3 Solutions for Database Drift
It’s almost midnight on a Saturday evening. By this point, you know that sleep and relaxation are not on the agenda for the weekend. The production deployment of a major end-user facing application has gone horribly wrong. Your phone is blowing up, your inbox is blowing up, and with bleary eyes, you take a moment to consider your career choice. This should have been a smooth and painless deployment. But, since it’s your turn to take a weekend away from the family, something has gone wrong – and it’s with the database.
This all too familiar scenario is often because the target schema of the production database has drifted from what it was supposed to be. Database drift happens because hotfixes and patches are often applied to staging and production systems in panicked efforts to rapidly restore functionality or address critical system flaws. Often, these late-night, last-minute changes are not properly documented. Nor are these changes applied to lower environments and are often at the heart of show-stopping surprises during later production deployments. In the worst case, database drift can result in data loss. In the best case, it is a delay and time lost reworking a failed execution.
3 Solutions for Dealing with Database Drift
So, how does one get rid of or mitigate database drift? It’s the timeless, basic recipe of organizational change, process change, and proper tooling.
Solution #1: Create Transparent Organizational Structures
Organizationally, teams need to be more transparent and cooperative as changes flow from development to production. Database administrators (DBAs) might sit on a separate team and act as a shared service to different application teams that all rely on the same database. But you can’t just fire off help tickets and expect that everything will turn out okay.
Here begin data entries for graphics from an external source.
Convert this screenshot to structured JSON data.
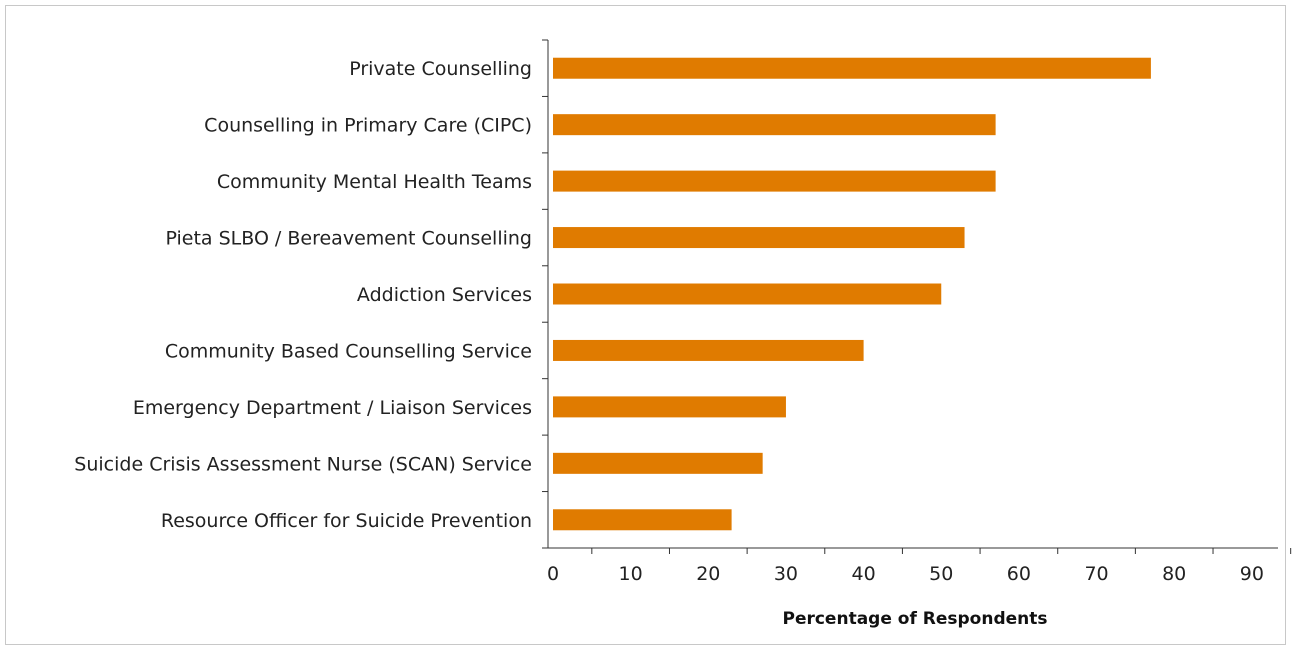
{
  "chart_data": {
    "type": "bar",
    "orientation": "horizontal",
    "categories": [
      "Private Counselling",
      "Counselling in Primary Care (CIPC)",
      "Community Mental Health Teams",
      "Pieta SLBO / Bereavement Counselling",
      "Addiction Services",
      "Community Based Counselling Service",
      "Emergency Department / Liaison Services",
      "Suicide Crisis Assessment Nurse (SCAN) Service",
      "Resource Officer for Suicide Prevention"
    ],
    "values": [
      77,
      57,
      57,
      53,
      50,
      40,
      30,
      27,
      23
    ],
    "title": "",
    "xlabel": "Percentage of Respondents",
    "ylabel": "",
    "xlim": [
      0,
      93
    ],
    "xticks": [
      "0",
      "10",
      "20",
      "30",
      "40",
      "50",
      "60",
      "70",
      "80",
      "90"
    ],
    "bar_color": "#E07B00",
    "grid": false,
    "legend": "none"
  }
}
Instead, you have to create open, transparent communication between development and operational teams. You have to build a shared sense of responsibility for database change deployments in all environments – production or otherwise.
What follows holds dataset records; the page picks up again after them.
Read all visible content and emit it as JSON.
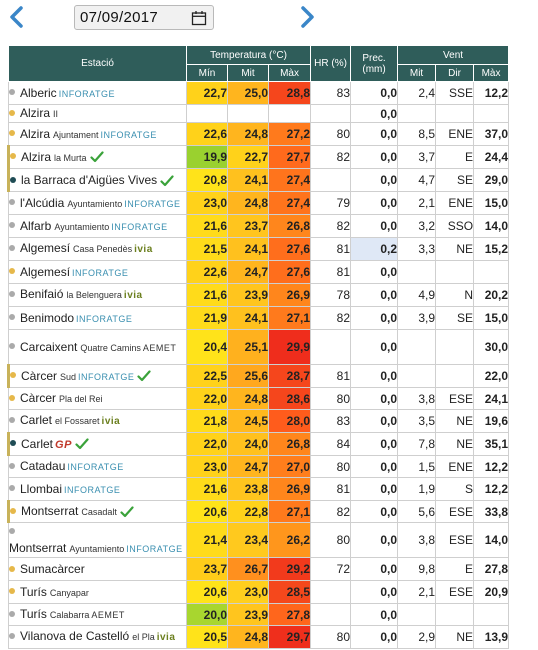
{
  "date": "07/09/2017",
  "headers": {
    "station": "Estació",
    "temperature": "Temperatura (°C)",
    "humidity": "HR (%)",
    "precipitation": "Prec. (mm)",
    "wind": "Vent",
    "t_min": "Mín",
    "t_mit": "Mit",
    "t_max": "Màx",
    "w_mit": "Mit",
    "w_dir": "Dir",
    "w_max": "Màx"
  },
  "colors": {
    "header": "#2f5d5a",
    "temp_yellow": "#ffd21a",
    "temp_orange": "#ff9a1c",
    "temp_red": "#f0301c",
    "temp_green": "#9ad12f"
  },
  "rows": [
    {
      "name": "Alberic",
      "sub": "",
      "source": "INFORATGE",
      "dot": "grey",
      "bar": false,
      "check": false,
      "min": "22,7",
      "mit": "25,0",
      "max": "28,8",
      "hr": "83",
      "prec": "0,0",
      "wmit": "2,4",
      "wdir": "SSE",
      "wmax": "12,2",
      "cmin": "#ffd21a",
      "cmit": "#ffb51e",
      "cmax": "#f5461c"
    },
    {
      "name": "Alzira",
      "sub": "II",
      "source": "",
      "dot": "yellow",
      "bar": false,
      "check": false,
      "min": "",
      "mit": "",
      "max": "",
      "hr": "",
      "prec": "0,0",
      "wmit": "",
      "wdir": "",
      "wmax": "",
      "cmin": "",
      "cmit": "",
      "cmax": ""
    },
    {
      "name": "Alzira",
      "sub": "Ajuntament",
      "source": "INFORATGE",
      "dot": "yellow",
      "bar": false,
      "check": false,
      "min": "22,6",
      "mit": "24,8",
      "max": "27,2",
      "hr": "80",
      "prec": "0,0",
      "wmit": "8,5",
      "wdir": "ENE",
      "wmax": "37,0",
      "cmin": "#ffd21a",
      "cmit": "#ffb51e",
      "cmax": "#ff7a1c"
    },
    {
      "name": "Alzira",
      "sub": "la Murta",
      "source": "",
      "dot": "yellow",
      "bar": true,
      "check": true,
      "min": "19,9",
      "mit": "22,7",
      "max": "27,7",
      "hr": "82",
      "prec": "0,0",
      "wmit": "3,7",
      "wdir": "E",
      "wmax": "24,4",
      "cmin": "#9ad12f",
      "cmit": "#ffd21a",
      "cmax": "#ff6a1c"
    },
    {
      "name": "la Barraca d'Aigües Vives",
      "sub": "",
      "source": "",
      "dot": "navy",
      "bar": true,
      "check": true,
      "min": "20,8",
      "mit": "24,1",
      "max": "27,4",
      "hr": "",
      "prec": "0,0",
      "wmit": "4,7",
      "wdir": "SE",
      "wmax": "29,0",
      "cmin": "#ffe31a",
      "cmit": "#ffc11e",
      "cmax": "#ff741c"
    },
    {
      "name": "l'Alcúdia",
      "sub": "Ayuntamiento",
      "source": "INFORATGE",
      "dot": "grey",
      "bar": false,
      "check": false,
      "min": "23,0",
      "mit": "24,8",
      "max": "27,4",
      "hr": "79",
      "prec": "0,0",
      "wmit": "2,1",
      "wdir": "ENE",
      "wmax": "15,0",
      "cmin": "#ffd21a",
      "cmit": "#ffb51e",
      "cmax": "#ff741c"
    },
    {
      "name": "Alfarb",
      "sub": "Ayuntamiento",
      "source": "INFORATGE",
      "dot": "grey",
      "bar": false,
      "check": false,
      "min": "21,6",
      "mit": "23,7",
      "max": "26,8",
      "hr": "82",
      "prec": "0,0",
      "wmit": "3,2",
      "wdir": "SSO",
      "wmax": "14,0",
      "cmin": "#ffdb1a",
      "cmit": "#ffc51e",
      "cmax": "#ff861c"
    },
    {
      "name": "Algemesí",
      "sub": "Casa Penedès",
      "source": "ivia",
      "dot": "grey",
      "bar": false,
      "check": false,
      "min": "21,5",
      "mit": "24,1",
      "max": "27,6",
      "hr": "81",
      "prec": "0,2",
      "wmit": "3,3",
      "wdir": "NE",
      "wmax": "15,2",
      "cmin": "#ffdb1a",
      "cmit": "#ffc11e",
      "cmax": "#ff6e1c"
    },
    {
      "name": "Algemesí",
      "sub": "",
      "source": "INFORATGE",
      "dot": "yellow",
      "bar": false,
      "check": false,
      "min": "22,6",
      "mit": "24,7",
      "max": "27,6",
      "hr": "81",
      "prec": "0,0",
      "wmit": "",
      "wdir": "",
      "wmax": "",
      "cmin": "#ffd21a",
      "cmit": "#ffb51e",
      "cmax": "#ff6e1c"
    },
    {
      "name": "Benifaió",
      "sub": "la Belenguera",
      "source": "ivia",
      "dot": "grey",
      "bar": false,
      "check": false,
      "min": "21,6",
      "mit": "23,9",
      "max": "26,9",
      "hr": "78",
      "prec": "0,0",
      "wmit": "4,9",
      "wdir": "N",
      "wmax": "20,2",
      "cmin": "#ffdb1a",
      "cmit": "#ffc51e",
      "cmax": "#ff861c"
    },
    {
      "name": "Benimodo",
      "sub": "",
      "source": "INFORATGE",
      "dot": "grey",
      "bar": false,
      "check": false,
      "min": "21,9",
      "mit": "24,1",
      "max": "27,1",
      "hr": "82",
      "prec": "0,0",
      "wmit": "3,9",
      "wdir": "SE",
      "wmax": "15,0",
      "cmin": "#ffdb1a",
      "cmit": "#ffc11e",
      "cmax": "#ff7a1c"
    },
    {
      "name": "Carcaixent",
      "sub": "Quatre Camins",
      "source": "AEMET",
      "dot": "grey",
      "bar": false,
      "check": false,
      "min": "20,4",
      "mit": "25,1",
      "max": "29,9",
      "hr": "",
      "prec": "0,0",
      "wmit": "",
      "wdir": "",
      "wmax": "30,0",
      "cmin": "#ffe31a",
      "cmit": "#ffb11e",
      "cmax": "#ef2d1c"
    },
    {
      "name": "Càrcer",
      "sub": "Sud",
      "source": "INFORATGE",
      "dot": "yellow",
      "bar": true,
      "check": true,
      "min": "22,5",
      "mit": "25,6",
      "max": "28,7",
      "hr": "81",
      "prec": "0,0",
      "wmit": "",
      "wdir": "",
      "wmax": "22,0",
      "cmin": "#ffd21a",
      "cmit": "#ffa81e",
      "cmax": "#f5461c"
    },
    {
      "name": "Càrcer",
      "sub": "Pla del Rei",
      "source": "",
      "dot": "yellow",
      "bar": false,
      "check": false,
      "min": "22,0",
      "mit": "24,8",
      "max": "28,6",
      "hr": "80",
      "prec": "0,0",
      "wmit": "3,8",
      "wdir": "ESE",
      "wmax": "24,1",
      "cmin": "#ffd21a",
      "cmit": "#ffb51e",
      "cmax": "#f5461c"
    },
    {
      "name": "Carlet",
      "sub": "el Fossaret",
      "source": "ivia",
      "dot": "grey",
      "bar": false,
      "check": false,
      "min": "21,8",
      "mit": "24,5",
      "max": "28,0",
      "hr": "83",
      "prec": "0,0",
      "wmit": "3,5",
      "wdir": "NE",
      "wmax": "19,6",
      "cmin": "#ffdb1a",
      "cmit": "#ffb91e",
      "cmax": "#ff5c1c"
    },
    {
      "name": "Carlet",
      "sub": "",
      "source": "GP",
      "dot": "navy",
      "bar": true,
      "check": true,
      "min": "22,0",
      "mit": "24,0",
      "max": "26,8",
      "hr": "84",
      "prec": "0,0",
      "wmit": "7,8",
      "wdir": "NE",
      "wmax": "35,1",
      "cmin": "#ffd21a",
      "cmit": "#ffc11e",
      "cmax": "#ff861c"
    },
    {
      "name": "Catadau",
      "sub": "",
      "source": "INFORATGE",
      "dot": "grey",
      "bar": false,
      "check": false,
      "min": "23,0",
      "mit": "24,7",
      "max": "27,0",
      "hr": "80",
      "prec": "0,0",
      "wmit": "1,5",
      "wdir": "ENE",
      "wmax": "12,2",
      "cmin": "#ffd21a",
      "cmit": "#ffb51e",
      "cmax": "#ff7e1c"
    },
    {
      "name": "Llombai",
      "sub": "",
      "source": "INFORATGE",
      "dot": "grey",
      "bar": false,
      "check": false,
      "min": "21,6",
      "mit": "23,8",
      "max": "26,9",
      "hr": "81",
      "prec": "0,0",
      "wmit": "1,9",
      "wdir": "S",
      "wmax": "12,2",
      "cmin": "#ffdb1a",
      "cmit": "#ffc51e",
      "cmax": "#ff861c"
    },
    {
      "name": "Montserrat",
      "sub": "Casadalt",
      "source": "",
      "dot": "yellow",
      "bar": true,
      "check": true,
      "min": "20,6",
      "mit": "22,8",
      "max": "27,1",
      "hr": "82",
      "prec": "0,0",
      "wmit": "5,6",
      "wdir": "ESE",
      "wmax": "33,8",
      "cmin": "#ffe31a",
      "cmit": "#ffd21a",
      "cmax": "#ff7a1c"
    },
    {
      "name": "Montserrat",
      "sub": "Ayuntamiento",
      "source": "INFORATGE",
      "dot": "grey",
      "bar": false,
      "check": false,
      "min": "21,4",
      "mit": "23,4",
      "max": "26,2",
      "hr": "80",
      "prec": "0,0",
      "wmit": "3,8",
      "wdir": "ESE",
      "wmax": "14,0",
      "cmin": "#ffdb1a",
      "cmit": "#ffc91e",
      "cmax": "#ff961c"
    },
    {
      "name": "Sumacàrcer",
      "sub": "",
      "source": "",
      "dot": "yellow",
      "bar": false,
      "check": false,
      "min": "23,7",
      "mit": "26,7",
      "max": "29,2",
      "hr": "72",
      "prec": "0,0",
      "wmit": "9,8",
      "wdir": "E",
      "wmax": "27,8",
      "cmin": "#ffcc1a",
      "cmit": "#ff901e",
      "cmax": "#f23a1c"
    },
    {
      "name": "Turís",
      "sub": "Canyapar",
      "source": "",
      "dot": "yellow",
      "bar": false,
      "check": false,
      "min": "20,6",
      "mit": "23,0",
      "max": "28,5",
      "hr": "",
      "prec": "0,0",
      "wmit": "2,1",
      "wdir": "ESE",
      "wmax": "20,9",
      "cmin": "#ffe31a",
      "cmit": "#ffcf1e",
      "cmax": "#f5481c"
    },
    {
      "name": "Turís",
      "sub": "Calabarra",
      "source": "AEMET",
      "dot": "grey",
      "bar": false,
      "check": false,
      "min": "20,0",
      "mit": "23,9",
      "max": "27,8",
      "hr": "",
      "prec": "0,0",
      "wmit": "",
      "wdir": "",
      "wmax": "",
      "cmin": "#a8d62f",
      "cmit": "#ffc51e",
      "cmax": "#ff661c"
    },
    {
      "name": "Vilanova de Castelló",
      "sub": "el Pla",
      "source": "ivia",
      "dot": "grey",
      "bar": false,
      "check": false,
      "min": "20,5",
      "mit": "24,8",
      "max": "29,7",
      "hr": "80",
      "prec": "0,0",
      "wmit": "2,9",
      "wdir": "NE",
      "wmax": "13,9",
      "cmin": "#ffe31a",
      "cmit": "#ffb51e",
      "cmax": "#ef2f1c"
    }
  ]
}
Solution #2: Address “Quick Fix” Processes
In addition to organizational habits, you have to adjust processes. Hotfixes and patches are often made in a hurry to higher environments because of a mismatch between application and database code changes or because of issues that were discovered very late (often in production). To prevent such scrambling, organizations need to invest in a more robust testing process. Teams need a unified and transparent path for application and database code as it moves from development to production. So long as application and database code take separate paths to production, there’s a risk of mismatch or error. Separate paths lead to the conditions that produce database drift and service outages.
Solution #3: Automate Systems Where Possible
Database drift can be addressed with appropriate automation solutions. Manual DB deployment processes yield poorly documented, custom, hard-to-reproduce deployments that contribute to chaos and confusion. By investing in automation tools that can verify database code changes and package verified changes into an immutable artifact for downstream deployment. Database deployment automation can also perform transparent, auditable, and repeatable deployment, ending most of the database drift. And, with tools that can snapshot and compare databases as part of an automated and regular process, you can quickly catch any “out-of-process” changes and fix problems fast.
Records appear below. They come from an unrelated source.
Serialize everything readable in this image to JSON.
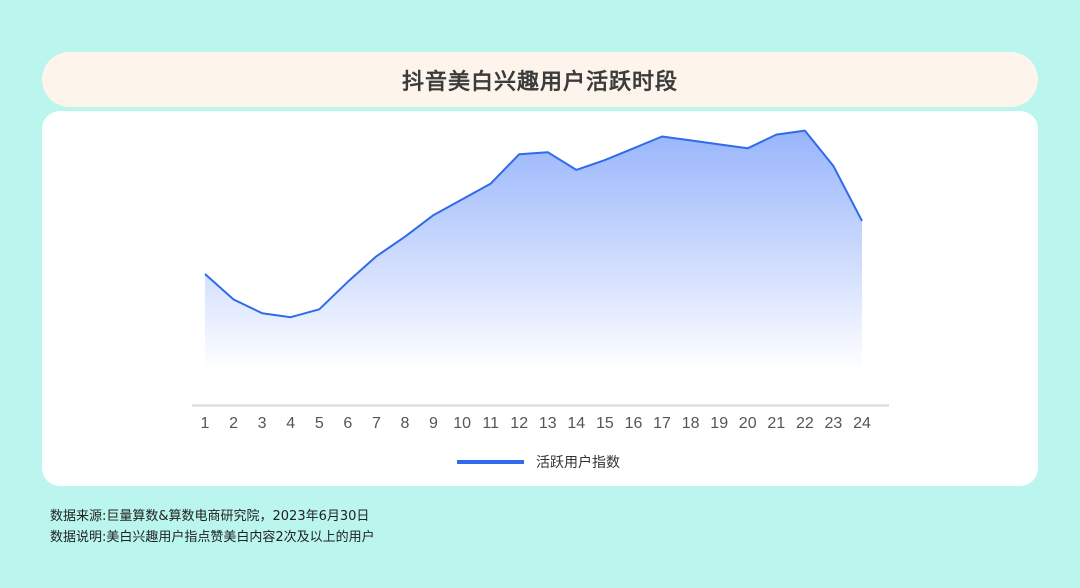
{
  "title": "抖音美白兴趣用户活跃时段",
  "chart_data": {
    "type": "area",
    "title": "抖音美白兴趣用户活跃时段",
    "x": [
      "1",
      "2",
      "3",
      "4",
      "5",
      "6",
      "7",
      "8",
      "9",
      "10",
      "11",
      "12",
      "13",
      "14",
      "15",
      "16",
      "17",
      "18",
      "19",
      "20",
      "21",
      "22",
      "23",
      "24"
    ],
    "series": [
      {
        "name": "活跃用户指数",
        "values": [
          37,
          24,
          17,
          15,
          19,
          33,
          46,
          56,
          67,
          75,
          83,
          98,
          99,
          90,
          95,
          101,
          107,
          105,
          103,
          101,
          108,
          110,
          92,
          64
        ]
      }
    ],
    "xlabel": "",
    "ylabel": "",
    "ylim": [
      -30,
      120
    ],
    "grid": false,
    "legend_position": "bottom",
    "colors": {
      "line": "#2f6bea",
      "fill_top": "#93b1fb",
      "fill_bottom": "#ffffff"
    }
  },
  "footnotes": {
    "source": "数据来源:巨量算数&算数电商研究院，2023年6月30日",
    "note": "数据说明:美白兴趣用户指点赞美白内容2次及以上的用户"
  }
}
Get a Handle on Database Drift
Ultimately, market expectations have evolved making it necessary for teams to deliver new capabilities more quickly and at a higher quality. It is critical to ensure that database drift doesn’t creep up while attempting to speed up software releases. Database drift can do major damage in the form of service outages, brand and reputation damage, data loss, and increased time to resolution. Without making the necessary changes in culture, process, and tooling attempts to speed up software delivery will fail.